Derived setting --- As, for an open immersion $j, j_!$ is still the extension by zero, it always has a right adjoint $j^\ast$. The problem is then again to get an adjoint of $f_!=f_\ast$ for $f$ proper. The problem is similar to the one in the non derived case, except that the obstruction is smaller: as $f_\ast$ is an exact functor between well generated triangulated categories (in the sense of Neeman; for this we have to work with unbouded complexes), $f_\ast$ has a right adjoint if and only if it preserves small direct sums (this is an instance of the Brown representability theorem). There is a nice sufficient condition for this, which I will recall. Remember that an object $X$ in a triangulated category is compact if, for any integer $n$, the functor $\mathsf{Hom}(X[n],-)$ preserves small direct sums. A triangulated category $T$ is compactly generated if it admits small sums, and if there exists a small generating family $G$ in $T$ which consists of compact objects (i.e. all the element of $G$ are compact in $T$, and for an object $M$ in $T$, one has $M=0$ iff $\mathsf{Hom}(X[n],M)=0$ for any integer $n$ and any $X$ in $G$). A compactly generated triangulated category is a basic example of a well generated triangulated category. In particular, if $F:T\rightarrow T'$ is functor between compactly generated triangulated categories, then it has a right adjoint iff it preserves small direct sums. The good news are that, for such an $F$, a sufficient condition for this is the following: assume that $F$ has a left adjoint $L:T'\rightarrow T$ and that there exists a small family $G'$ of compact generators of $T'$ such that $L$ sends the elements of $G'$ to compact objects of $T$. Then $F$ preserves small direct sums (hence, has a right adjoint).
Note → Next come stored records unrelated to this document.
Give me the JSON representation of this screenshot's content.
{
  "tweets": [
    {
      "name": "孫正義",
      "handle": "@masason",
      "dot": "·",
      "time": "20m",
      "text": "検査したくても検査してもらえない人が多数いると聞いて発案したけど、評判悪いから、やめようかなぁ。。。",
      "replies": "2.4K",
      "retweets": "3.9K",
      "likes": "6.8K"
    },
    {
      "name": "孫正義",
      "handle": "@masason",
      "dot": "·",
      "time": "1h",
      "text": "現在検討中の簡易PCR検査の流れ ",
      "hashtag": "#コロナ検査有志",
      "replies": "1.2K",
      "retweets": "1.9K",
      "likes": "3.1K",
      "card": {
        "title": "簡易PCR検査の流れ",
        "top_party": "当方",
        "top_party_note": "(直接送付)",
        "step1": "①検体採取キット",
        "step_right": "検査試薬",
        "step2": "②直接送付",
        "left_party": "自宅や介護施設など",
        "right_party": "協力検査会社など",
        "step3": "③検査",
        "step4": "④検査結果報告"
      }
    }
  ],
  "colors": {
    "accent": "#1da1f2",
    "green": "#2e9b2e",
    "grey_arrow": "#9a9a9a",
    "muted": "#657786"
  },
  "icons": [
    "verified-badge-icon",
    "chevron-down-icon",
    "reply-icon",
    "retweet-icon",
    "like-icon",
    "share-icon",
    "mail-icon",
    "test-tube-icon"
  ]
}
If we come back to our functor $f_\ast$ (with $f$ proper), a sufficient condition for $f^!$ to exist is then that our derived categories of sheaves are compactly generated and that the representable sheaves form a family of compact generators: as $f^\ast$ obviously preserves representables, these assumptions give the existence of $f^!$. As for the conditions under which representables are compact or not (which is a finiteness assumption on $X$ and $Y$ themselves), some sufficient conditions have already been suggested here (the fact that representables form a generating family is obviously always true).